Wolseley's troops arrived before Archibald, and although they were supposed to
restore order and keep the peace, a number of the soldiers wanted to seek out Riel and
avenge the death of Scott. Warned of their intentions, Riel, Lépine and William
O'Donoghue, an Irish American, had time to flee to sanctuary in the United States.
Riel went to the Métis settlement of St. Joseph, in Dakota Territory, to await
news from Red River. A letter arrived shortly thereafter from Bishop Taché which
suggested that he remain in hiding, for his life would be in danger if he returned. The
situation was serious; disputes between the Métis and Wolseley's men were growing in
Riel found it difficult to remain far away in hiding and on September 17, he
returned to attend a gathering of the Métis in St. Norbert. At this meeting, it was
resolved that a petition be sent to the President of the United States, Ulysses S. Grant,
to ask him to intercede with the Queen for an investigation of their demand for amnesty.
O'Donoghue wanted annexation of the Settlement to the United States, but Riel opposed the
idea. However, O'Donoghue was selected to carry the petition to the President and it was
turned over to him. On the way, O'Donoghue inserted a request for annexation which did not
convince Grant and he rejected it.

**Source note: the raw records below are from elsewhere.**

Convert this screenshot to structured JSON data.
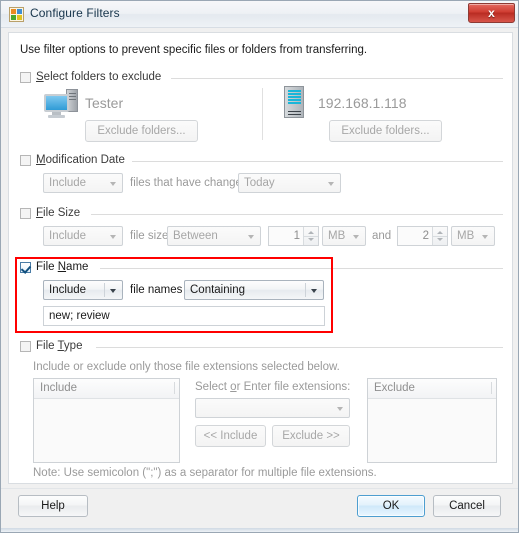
{
  "window": {
    "title": "Configure Filters",
    "icon": "app-icon",
    "close_label": "x"
  },
  "intro": "Use filter options to prevent specific files or folders from transferring.",
  "groups": {
    "folders": {
      "label": "Select folders to exclude",
      "checked": false,
      "local": {
        "name": "Tester",
        "button": "Exclude folders..."
      },
      "remote": {
        "name": "192.168.1.118",
        "button": "Exclude folders..."
      }
    },
    "modification_date": {
      "label": "Modification Date",
      "checked": false,
      "mode": "Include",
      "middle_label": "files that have changed",
      "period": "Today"
    },
    "file_size": {
      "label": "File Size",
      "checked": false,
      "mode": "Include",
      "middle_label": "file size",
      "comparison": "Between",
      "min_value": "1",
      "min_unit": "MB",
      "and_label": "and",
      "max_value": "2",
      "max_unit": "MB"
    },
    "file_name": {
      "label": "File Name",
      "checked": true,
      "mode": "Include",
      "middle_label": "file names",
      "match": "Containing",
      "pattern": "new; review"
    },
    "file_type": {
      "label": "File Type",
      "checked": false,
      "description": "Include or exclude only those file extensions selected below.",
      "include_header": "Include",
      "exclude_header": "Exclude",
      "select_label": "Select or Enter file extensions:",
      "extension_value": "",
      "include_button": "<< Include",
      "exclude_button": "Exclude >>"
    }
  },
  "note": "Note: Use semicolon (\";\") as a separator for multiple file extensions.",
  "footer": {
    "help": "Help",
    "ok": "OK",
    "cancel": "Cancel"
  },
  "colors": {
    "annotation": "#ff0000",
    "close": "#cf3d32",
    "default_button": "#4d9ed0"
  }
}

O'Donoghue then went to New York where he met with some
Irish Fenians who had already made forays into Canada. He managed to convince them to make
a raid into Manitoba. When news of this reached Manitoba, Lieutenant Governor Archibald
was very concerned. Would the Métis join in the raid?
At this moment Louis Riel intervened. Believing that the Métis' future lay with
Canada, not with the United States, he assured the Lieutenant Governor that the Métis
would not join the Fenians and he kept his word. For want of local support, the Fenian
attack died before it had begun. Grateful for the assistance that Riel had provided,
Archibald was prepared to leave him in peace. However, this feeling was not shared by all
and Archibald came to believe that peace would be restored more quickly if Riel left the
country for a while. Riel and Lépine were each offered the sum of $1,000. They
reluctantly accepted this amount, more as a result of threats on their lives than because
of the money. Riel and Lépine left Manitoba on February 23, 1872 and travelled to St.
Joseph bound for St. Paul, Minnesota.